Dig Diary – Friday, July 7, 2017
Day Five
Pottery link to Durrington Walls?
We can hardly believe it, but this is the end of the first week at the Ness with only seven more to go.
Today was the first day of what you might call “proper” archaeology, with the initial aches of unaccustomed physical activity lessening and new muscle forming in arms and legs. (At least, that’s the theory)
True or not, the Ness team is working hard and already we have some exciting finds.
In Trench T, newly extended and with all the covers removed from the enigmatic Structure Twenty-Seven, Lewke unearthed a very handsome triangular flint scraper.
The new trench extension over Structure Twenty-Six has also delivered some serious surprises.
The first thing to emerge was a new wall line running in a contrary direction to anything we might have expected. It looks like a well-made wall but it is very high up and it will be interesting to see how it relates to the structures around it and, possibly, underneath.
Late on in the day, another surprise has emerged.
Excavating just outside the wall line, Mike has discovered a fascinating pot sherd with vertical applied cordons, which are very reminiscent of pottery from a particular period at the major Neolithic site of Durrington Walls, in England.
The pot is in a fragile state and will have to be examined closely and carefully, but there are possible indications that that one of the cordons may have an oblique incision, which is a hallmark of some of the Orcadian Grooved Ware.
Do we have a hybrid, a vessel with Durrington Walls-style decoration augmented with an Orcadian motif? We will let you know.
Outside Structure Fourteen, the collection of drains is being examined by Hugo and his team.
Curiously, some of them are well built and others are distinctly shoddy. Site director Nick wonders whether the poorly made ones may have been lined in some way, perhaps with tree bark as happened in at least one case at the Neolithic site of Rinyo, in Rousay.
In Trench T, there are more potential structural elements emerging, but at the moment it is difficult to see how they could be related to Structure Twenty-Seven as they are higher up in the midden deposits. Again, only time and careful digging will resolve the many, and increasing, questions surrounding this extraordinary trench.

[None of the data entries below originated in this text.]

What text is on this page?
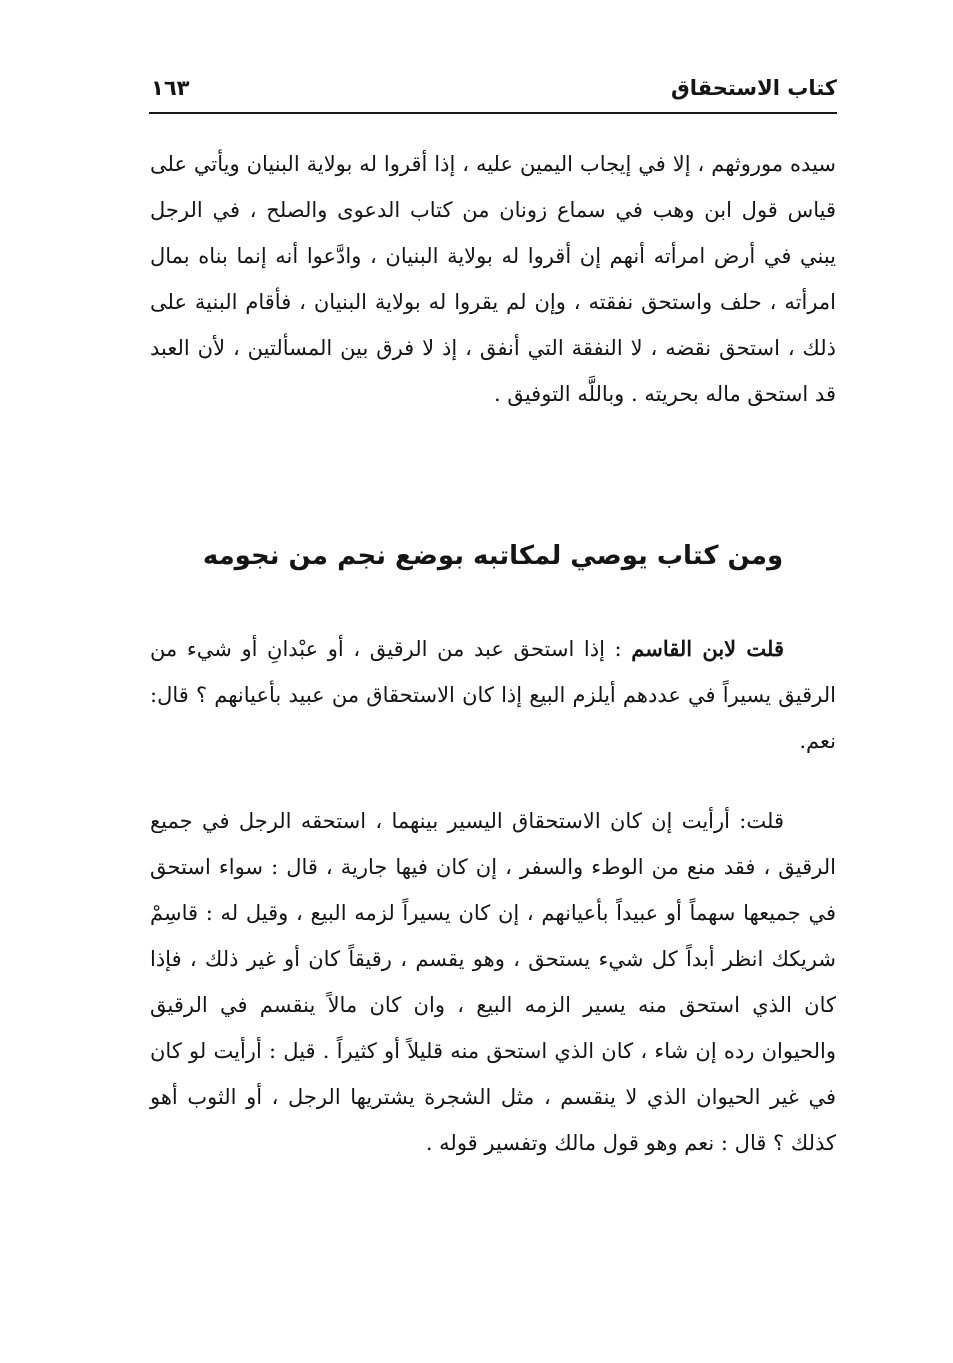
كتاب الاستحقاق
١٦٣

سيده موروثهم ، إلا في إيجاب اليمين عليه ، إذا أقروا له بولاية البنيان ويأتي على قياس قول ابن وهب في سماع زونان من كتاب الدعوى والصلح ، في الرجل يبني في أرض امرأته أنهم إن أقروا له بولاية البنيان ، وادَّعوا أنه إنما بناه بمال امرأته ، حلف واستحق نفقته ، وإن لم يقروا له بولاية البنيان ، فأقام البنية على ذلك ، استحق نقضه ، لا النفقة التي أنفق ، إذ لا فرق بين المسألتين ، لأن العبد قد استحق ماله بحريته . وباللَّه التوفيق .

ومن كتاب يوصي لمكاتبه بوضع نجم من نجومه

قلت لابن القاسم : إذا استحق عبد من الرقيق ، أو عبْدانِ أو شيء من الرقيق يسيراً في عددهم أيلزم البيع إذا كان الاستحقاق من عبيد بأعيانهم ؟ قال: نعم.

قلت: أرأيت إن كان الاستحقاق اليسير بينهما ، استحقه الرجل في جميع الرقيق ، فقد منع من الوطء والسفر ، إن كان فيها جارية ، قال : سواء استحق في جميعها سهماً أو عبيداً بأعيانهم ، إن كان يسيراً لزمه البيع ، وقيل له : قاسِمْ شريكك انظر أبداً كل شيء يستحق ، وهو يقسم ، رقيقاً كان أو غير ذلك ، فإذا كان الذي استحق منه يسير الزمه البيع ، وان كان مالاً ينقسم في الرقيق والحيوان رده إن شاء ، كان الذي استحق منه قليلاً أو كثيراً . قيل : أرأيت لو كان في غير الحيوان الذي لا ينقسم ، مثل الشجرة يشتريها الرجل ، أو الثوب أهو كذلك ؟ قال : نعم وهو قول مالك وتفسير قوله .
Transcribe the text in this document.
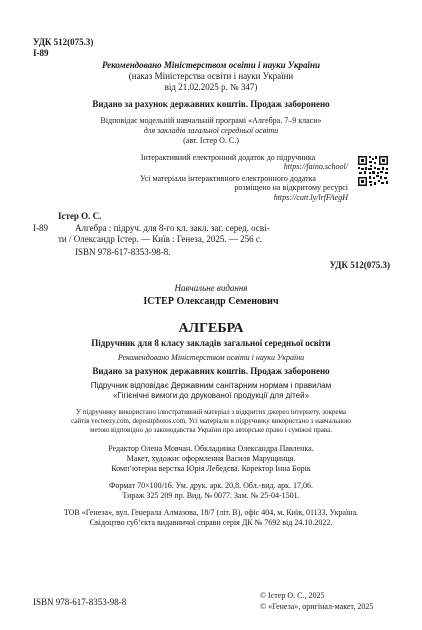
УДК 512(075.3)
І-89
Рекомендовано Міністерством освіти і науки України
(наказ Міністерства освіти і науки України
від 21.02.2025 р. № 347)
Видано за рахунок державних коштів. Продаж заборонено
Відповідає модельній навчальній програмі «Алгебра. 7–9 класи»
для закладів загальної середньої освіти
(авт. Істер О. С.)
Інтерактивний електронний додаток до підручника
https://faino.school/
Усі матеріали інтерактивного електронного додатка
розміщено на відкритому ресурсі
https://cutt.ly/lrfFAegH
Істер О. С.
І-89	Алгебра : підруч. для 8-го кл. закл. заг. серед. осві-
ти / Олександр Істер. — Київ : Генеза, 2025. — 256 с.
ISBN 978-617-8353-98-8.
УДК 512(075.3)
Навчальне видання
ІСТЕР Олександр Семенович
АЛГЕБРА
Підручник для 8 класу закладів загальної середньої освіти
Рекомендовано Міністерством освіти і науки України
Видано за рахунок державних коштів. Продаж заборонено
Підручник відповідає Державним санітарним нормам і правилам
«Гігієнічні вимоги до друкованої продукції для дітей»
У підручнику використано ілюстративний матеріал з відкритих джерел інтернету, зокрема
сайтів vecteezy.com, depositphotos.com. Усі матеріали в підручнику використано з навчальною
метою відповідно до законодавства України про авторське право і суміжні права.
Редактор Олена Мовчан. Обкладинка Олександра Павленка.
Макет, художнє оформлення Василя Марущинця.
Комп’ютерна верстка Юрія Лебедєва. Коректор Інна Борік
Формат 70×100/16. Ум. друк. арк. 20,8. Обл.-вид. арк. 17,06.
Тираж 325 209 пр. Вид. № 0077. Зам. № 25-04-1501.
ТОВ «Генеза», вул. Генерала Алмазова, 18/7 (літ. В), офіс 404, м. Київ, 01133, Україна.
Свідоцтво суб’єкта видавничої справи серія ДК № 7692 від 24.10.2022.
ISBN 978-617-8353-98-8
© Істер О. С., 2025
© «Генеза», оригінал-макет, 2025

We were delighted to be visited today by Steve Dockrill, Julie Bond and some of their students from their excavations at Swandro, in Rousay.
A significant number of senior diggers on the Ness site were either trained by Steve or had the pleasure of working with him and it was a real pleasure to see him smile happily at the site of the beautiful complexity of Trench T.
Also visiting was our decorated stone expert Antonia, together with daughter Lucy and new addition, Henry. Antonia will be keeping a close eye on the removal of the Phase Two inserted wall in Structure One as there is a real possibility that it will produce more of the decorated stone in which she specialises.
We’ll stop here as the weekend beckons.
We’ll be back on Monday bright and early. See you then.
From the trenches
For me, Samantha Brummage, PhD student of the Neolithic way down south in the Colne Valley, my last day of excavation for the week has taken me from the trenches directly into the buildings and life of the Neolithic way up north on these Orkney Islands.
Why am I here?
After years of studying the behaviour of the living I decided that the behaviour of those people thousands of years long gone might be less of a headache!
This summer is the first since 2014 without a big academic deadline looming, and will be the last for a few years after completing an MA in Archaeological Practice last Autumn and beginning a three-year research scholarship this Autumn at Birkbeck College, University of London.
The perfect time to embark on the travel adventure of getting to Kirkwall and spending a couple of weeks on the frontline of Neolithic discovery. Although I will be investigating prehistoric life in southern England, most of the archaeology I’ll be working on is underneath Heathrow airport or West London urbanisation and is on a very slightly smaller scale to the archaeology of the Ness of Brodgar!
So, here I am at 3 o’clock on the last day of my first week here and what have I been up to?
Getting the site uncovered has been a huge job, my first experience of working on a chain gang removing tyres and sandbags and waterlogged tarpaulin from the trenches. Next came the big cleaning shift, getting Ness ready for her 2017 photo shoot and closely followed by the opening up of a new extension trench for Structure Twenty-Six (Trench P).
Today, however, has been transformative.
Just as I went to collect yet another barrow load of material for the spoil heap, Ray’s mattock hit Neolithic gold (stone of course!) and the trench was no longer a place of 21st-century archaeologists, gardening equipment and a lot of dirt.
This was the beginning of a wall that people had worked on thousands of years ago, possibly in a manner not dissimilar to how we had uncovered it; a lot of physical exertion, a bit of coordination, a few quibbles and a great feeling of achievement and camaraderie.